Gabriel Tortella (Ph.D. in Economics, University of Wisconsin, and Doctor in Law, Universidad Complutense, Madrid) is Professor of Economic History emeritus at the Universidad de Alcalá. He received the King Juan Carlos Economics Prize in 1994 and he has served as President of the International Economic History Association and the Spanish Economic History Association, and as Chairman of the Academic Council of the European Association for Banking History. He is a member of the Academia Europaea, London, and the Academia Scientiarum et Artium Europaea, Vienna. Among his many publications, recent books include The Development of Modern Spain (Cambridge Mass., 2000); The State, the Financial System, and Economic Modernization, with R. Sylla and R. Tilly (Cambridge, 1999); and Los Orígenes del Siglo XXI (Madrid, 2005).

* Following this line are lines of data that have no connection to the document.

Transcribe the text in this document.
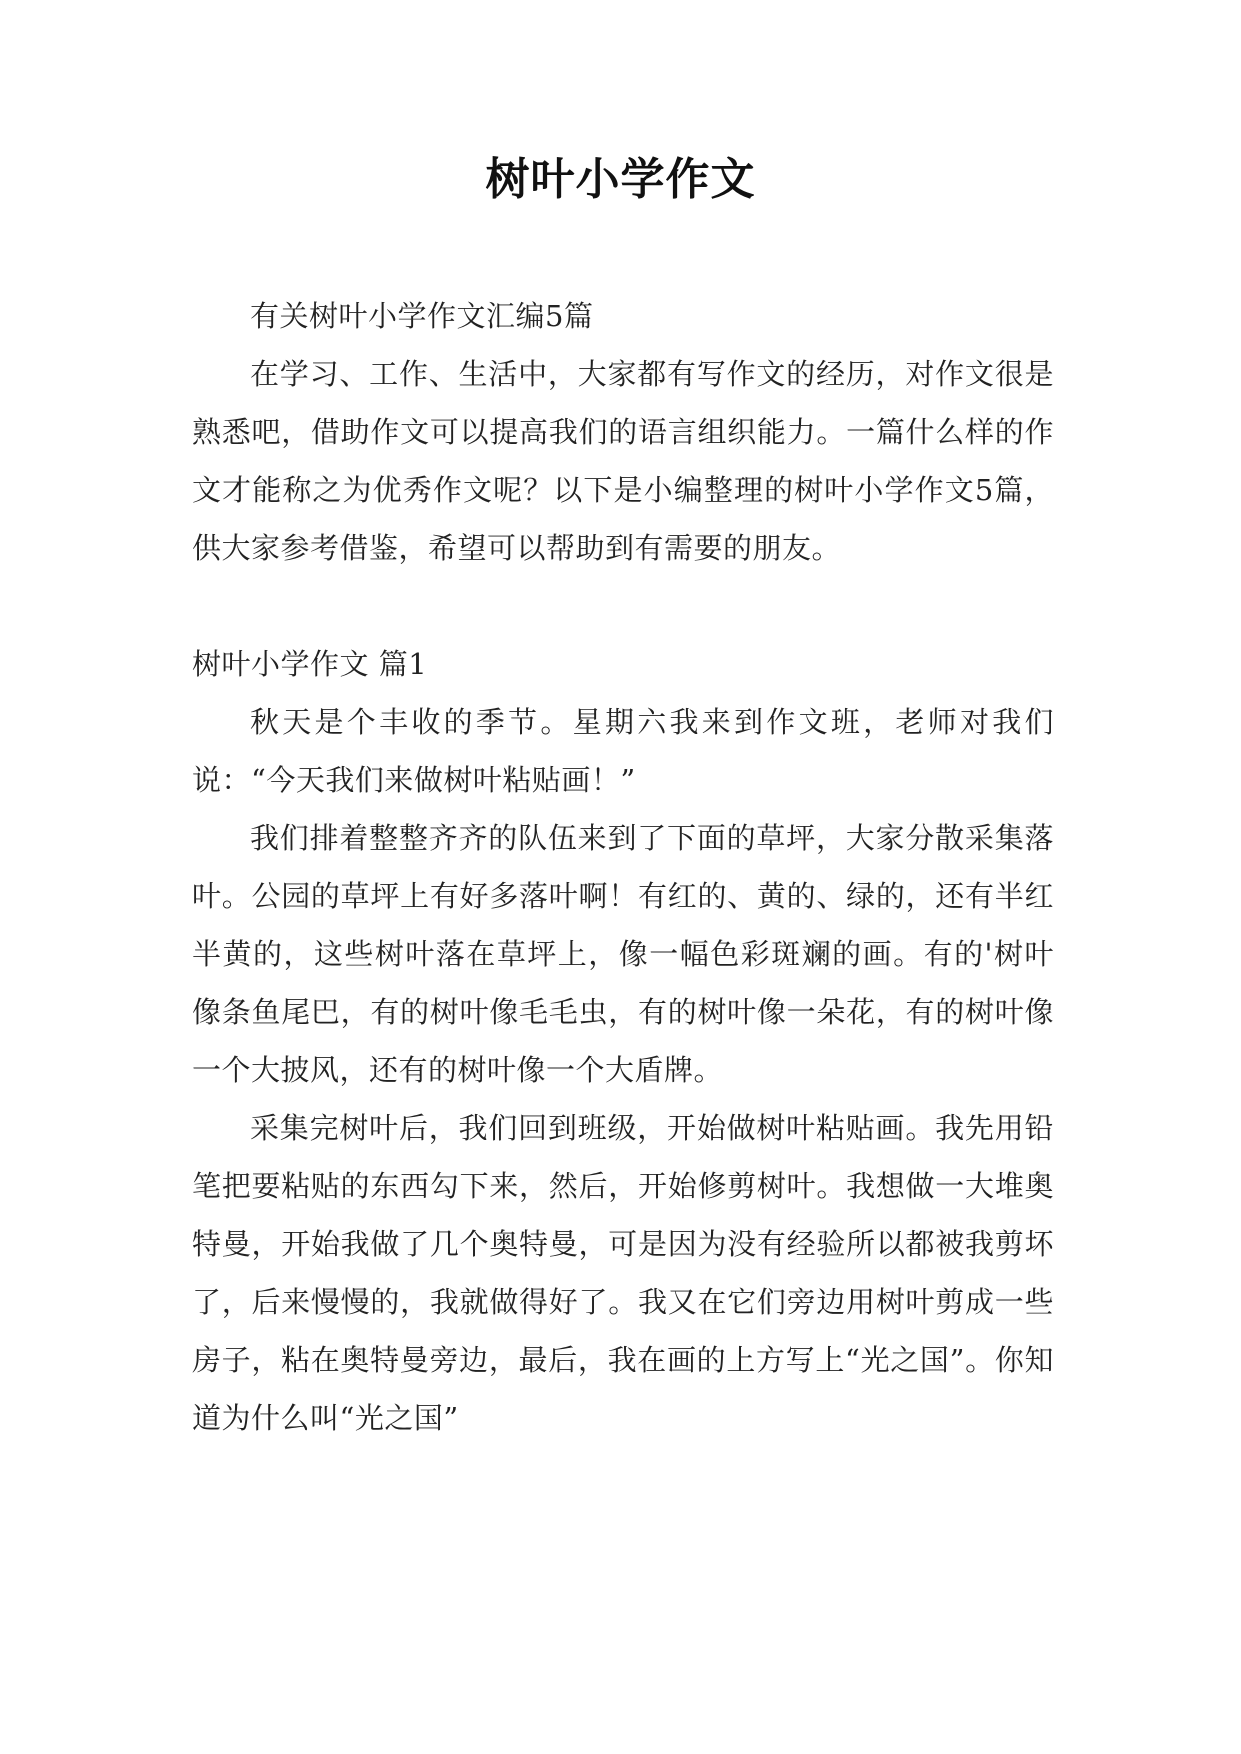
树叶小学作文

有关树叶小学作文汇编5篇

在学习、工作、生活中，大家都有写作文的经历，对作文很是熟悉吧，借助作文可以提高我们的语言组织能力。一篇什么样的作文才能称之为优秀作文呢？以下是小编整理的树叶小学作文5篇，供大家参考借鉴，希望可以帮助到有需要的朋友。

树叶小学作文 篇1

秋天是个丰收的季节。星期六我来到作文班，老师对我们说：“今天我们来做树叶粘贴画！”

我们排着整整齐齐的队伍来到了下面的草坪，大家分散采集落叶。公园的草坪上有好多落叶啊！有红的、黄的、绿的，还有半红半黄的，这些树叶落在草坪上，像一幅色彩斑斓的画。有的'树叶像条鱼尾巴，有的树叶像毛毛虫，有的树叶像一朵花，有的树叶像一个大披风，还有的树叶像一个大盾牌。

采集完树叶后，我们回到班级，开始做树叶粘贴画。我先用铅笔把要粘贴的东西勾下来，然后，开始修剪树叶。我想做一大堆奥特曼，开始我做了几个奥特曼，可是因为没有经验所以都被我剪坏了，后来慢慢的，我就做得好了。我又在它们旁边用树叶剪成一些房子，粘在奥特曼旁边，最后，我在画的上方写上“光之国”。你知道为什么叫“光之国”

Maria Teresa Tortella has been Head of the Archives and Numismatic Service of the Bank of Spain from 1978 to March 2009. She graduated in History from the Universidad Complutense of Madrid in 1962. Having worked for the National Archives in Madrid from 1974 to 1977, she joined the Banco de España as Head of the Historical Archives in 1978 and was appointed Head of the Numismatic Service in 1990. Tortella became a member of the ICA Business Archives Committee in 1983 and of the ICA/SBL Steering Committee in 1990. She was also a member of the EABH Academic Advisory Council from 1989 to 2007 (Vice Chair 1993 to 1998). Her publications include Los primeros billetes españoles. Las ‘Cédulas’ del Banco de San Carlos 1782-1829 (1997); A Guide to Sources of Information on Foreign Investment in Spain 1780-1914 (2000); Spanish Banknotes 1940-2001 (2004); Spanish Banknotes 1874-1939 (2005). She is currently working on her next book: El Banco de España desde dentro, a domestic history of the Bank of Spain.

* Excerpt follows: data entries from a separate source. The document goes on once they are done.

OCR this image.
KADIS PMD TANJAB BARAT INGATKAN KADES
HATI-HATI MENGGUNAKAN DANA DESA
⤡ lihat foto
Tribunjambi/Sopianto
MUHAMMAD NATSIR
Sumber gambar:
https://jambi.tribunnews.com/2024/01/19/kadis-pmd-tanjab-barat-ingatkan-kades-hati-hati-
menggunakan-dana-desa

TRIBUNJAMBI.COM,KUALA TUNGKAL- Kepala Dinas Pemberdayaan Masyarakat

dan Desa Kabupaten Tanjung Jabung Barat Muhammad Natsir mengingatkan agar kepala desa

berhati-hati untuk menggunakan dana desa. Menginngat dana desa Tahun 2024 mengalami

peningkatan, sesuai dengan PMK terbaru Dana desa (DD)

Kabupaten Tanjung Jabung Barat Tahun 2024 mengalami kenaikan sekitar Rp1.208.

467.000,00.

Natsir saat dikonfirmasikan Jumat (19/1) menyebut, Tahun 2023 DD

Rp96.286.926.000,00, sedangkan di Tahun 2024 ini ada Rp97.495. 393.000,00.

Nuno Valério is currently professor of Economic History at ISEG (Institute of Economics and Management) of UTL (Technical University of Lisbon). He has edited a collection of Portuguese Historical Statistics, 2 volumes (Lisbon, 2001), and is the author of a book on The Escudo – The Portuguese Currency Unit 19112001 (Lisbon, 2001) and co-author of a History of the Portuguese Banking System, 2 volumes (Lisbon, 2006-10).